Begin again in the off-world colonies
You are working hard to make amends. So just stop. It does not work. You are invested in atonement yet the fact is that you are implicated in life. Now. Here. Right in front of your nose. So invest in that. It’s what everyone who cares about you wants for you. So you don’t know it? That’s OK. Just do it, anyway. Have faith that atonement and making amends and forgiveness (which is actually internal and self-directed, despite our misguided language surrounding the issue) are only to be found in moving on.
Come to know, if only fleetingly, the real nature of forgiveness and love. They are not one-off actions. They are not feelings. They are a permanent state of mind and a form of old instinctive compassionate behaviour. Older than tombstones. Lighter than feathers. Come to know them through now. Know now.
Different war. Different century. This one.

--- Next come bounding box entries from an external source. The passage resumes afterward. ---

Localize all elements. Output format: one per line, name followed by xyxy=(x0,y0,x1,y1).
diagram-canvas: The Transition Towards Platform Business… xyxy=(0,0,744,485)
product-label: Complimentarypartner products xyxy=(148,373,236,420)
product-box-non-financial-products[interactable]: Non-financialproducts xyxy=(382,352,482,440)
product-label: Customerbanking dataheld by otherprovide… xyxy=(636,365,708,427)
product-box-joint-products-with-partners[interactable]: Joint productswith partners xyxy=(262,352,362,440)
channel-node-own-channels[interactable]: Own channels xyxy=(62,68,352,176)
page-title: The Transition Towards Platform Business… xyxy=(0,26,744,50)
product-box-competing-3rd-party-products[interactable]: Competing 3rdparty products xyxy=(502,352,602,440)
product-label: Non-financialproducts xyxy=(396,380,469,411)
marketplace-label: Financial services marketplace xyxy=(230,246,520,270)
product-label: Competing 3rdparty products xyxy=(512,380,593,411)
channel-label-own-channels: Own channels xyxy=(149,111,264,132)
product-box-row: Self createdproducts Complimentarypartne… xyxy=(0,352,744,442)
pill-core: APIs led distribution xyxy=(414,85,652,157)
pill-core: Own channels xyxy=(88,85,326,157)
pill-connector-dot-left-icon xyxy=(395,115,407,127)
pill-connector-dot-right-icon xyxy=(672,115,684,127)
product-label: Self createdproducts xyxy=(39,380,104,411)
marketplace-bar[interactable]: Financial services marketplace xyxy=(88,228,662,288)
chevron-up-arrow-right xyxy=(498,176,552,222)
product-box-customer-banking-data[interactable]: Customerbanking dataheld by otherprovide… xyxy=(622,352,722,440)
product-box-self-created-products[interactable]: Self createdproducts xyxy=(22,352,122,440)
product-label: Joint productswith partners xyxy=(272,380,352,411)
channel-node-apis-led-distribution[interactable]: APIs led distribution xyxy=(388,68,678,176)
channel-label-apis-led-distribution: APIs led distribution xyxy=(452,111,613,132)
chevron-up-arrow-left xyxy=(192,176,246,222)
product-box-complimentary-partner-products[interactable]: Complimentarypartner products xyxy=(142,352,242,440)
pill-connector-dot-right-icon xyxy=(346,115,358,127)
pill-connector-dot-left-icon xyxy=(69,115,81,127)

It’s tempting to round off where I started and say something coy like You’ll be a long time pushing daisies but if you are someone like me, or even if you are me (which I am), you simply can’t hold with something so unscientific and therefore, it clashes with my intuitive wisdom. Science long since proved time and again that something cannot simply disappear into nothing. That Debbie McGee and Paul Daniels’ performances really were just TV-show fiction.
Newton’s laws of thermodynamics power our atomic world, and state that energy can never be destroyed. That it simply moves around, changing form.

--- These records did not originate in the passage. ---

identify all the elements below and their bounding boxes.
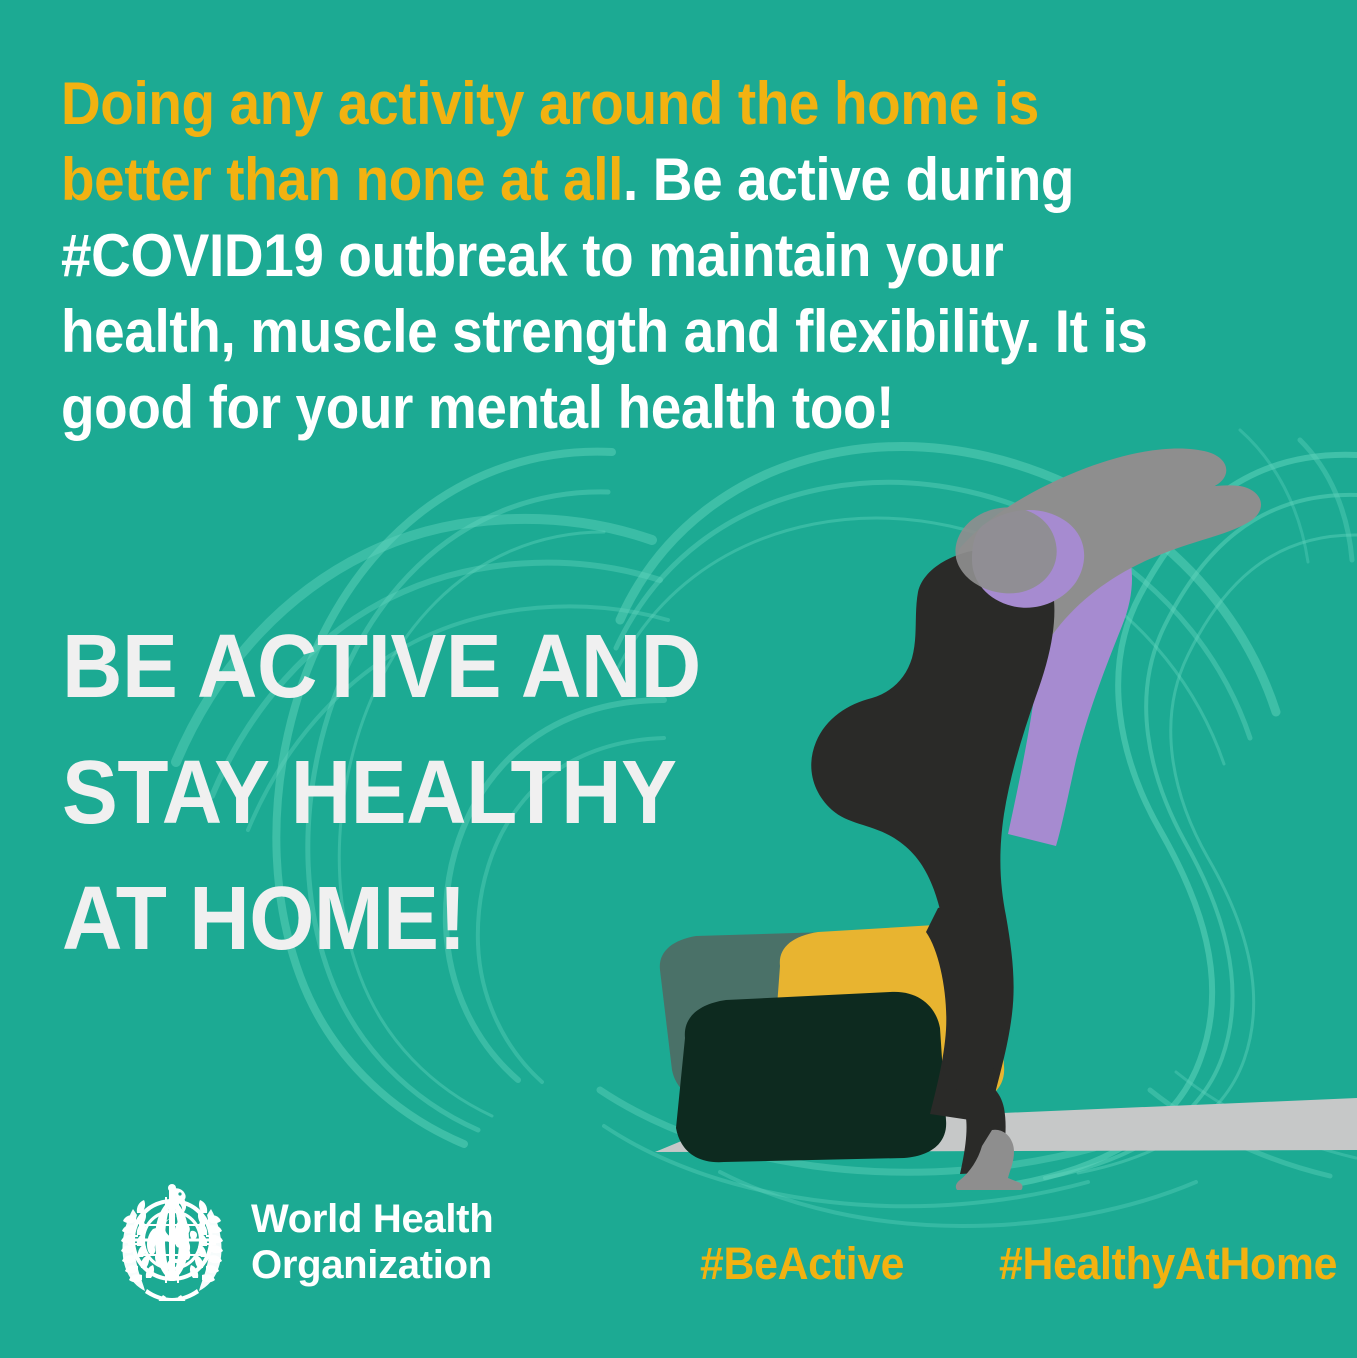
hashtag-be-active[interactable]: #BeActive — [700, 1236, 904, 1292]
head — [955, 507, 1056, 593]
who-poster: Doing any activity around the home is be… — [0, 0, 1357, 1358]
title-line-3: AT HOME! — [62, 856, 713, 982]
who-wordmark-line-2: Organization — [251, 1242, 493, 1288]
who-emblem-icon — [113, 1183, 231, 1301]
who-logo: World Health Organization — [113, 1183, 493, 1301]
exercise-illustration — [600, 430, 1357, 1190]
headscarf — [984, 503, 1132, 846]
arm-front — [990, 485, 1261, 655]
body-foot — [956, 1130, 1023, 1190]
body-leg — [952, 1080, 1006, 1174]
cushion-middle — [772, 924, 1004, 1108]
exercise-mat — [655, 1098, 1357, 1152]
body-hips — [926, 906, 1010, 1120]
cushion-front — [676, 992, 946, 1162]
who-wordmark: World Health Organization — [251, 1196, 493, 1288]
headscarf-front — [972, 510, 1084, 608]
title-line-2: STAY HEALTHY — [62, 730, 713, 856]
title-line-1: BE ACTIVE AND — [62, 604, 713, 730]
page-title: BE ACTIVE AND STAY HEALTHY AT HOME! — [62, 604, 713, 982]
body-torso — [811, 546, 1054, 1106]
headline-text: Doing any activity around the home is be… — [61, 66, 1173, 446]
hashtag-healthy-at-home[interactable]: #HealthyAtHome — [999, 1236, 1337, 1292]
arm-back — [956, 449, 1227, 598]
hashtag-row: #BeActive #HealthyAtHome — [700, 1236, 1320, 1292]
who-wordmark-line-1: World Health — [251, 1196, 493, 1242]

Matter moves from place to place, slowly coming together to be you. So whatever you are, you are not the stuff of which you are made.
When you die out of your body, you will be elsewhere. Otherwise, Newton is wrong and the world we have built could not exist. But it does. And we are in it.
That said, being in this body here and now is undeniably a prize worth holding. If only for its guaranteed temporary nature. It’s a short stint. Failure to optimise is like walking out of a speed-date session because it’s taking too long. And firework displays do go on for an unseemly amount of time these days and Christmas Day really does appear to last about half a year, and superstore staffers really do implore queueing customers to grab the short line so as to save them about eighteen seconds of their precious lives – but that’s all just commercial babble. Radio gaga. Background noise. You don’t have to get all Gone in Sixty Seconds about it. The idiots only win if you let them.
Be present. Just do it. Or try to. Or don’t, but quit whining. Or don’t. Your call, Gary!
I have been talking to myself, by the way. This was a mental soliloquy. But you know writers, right?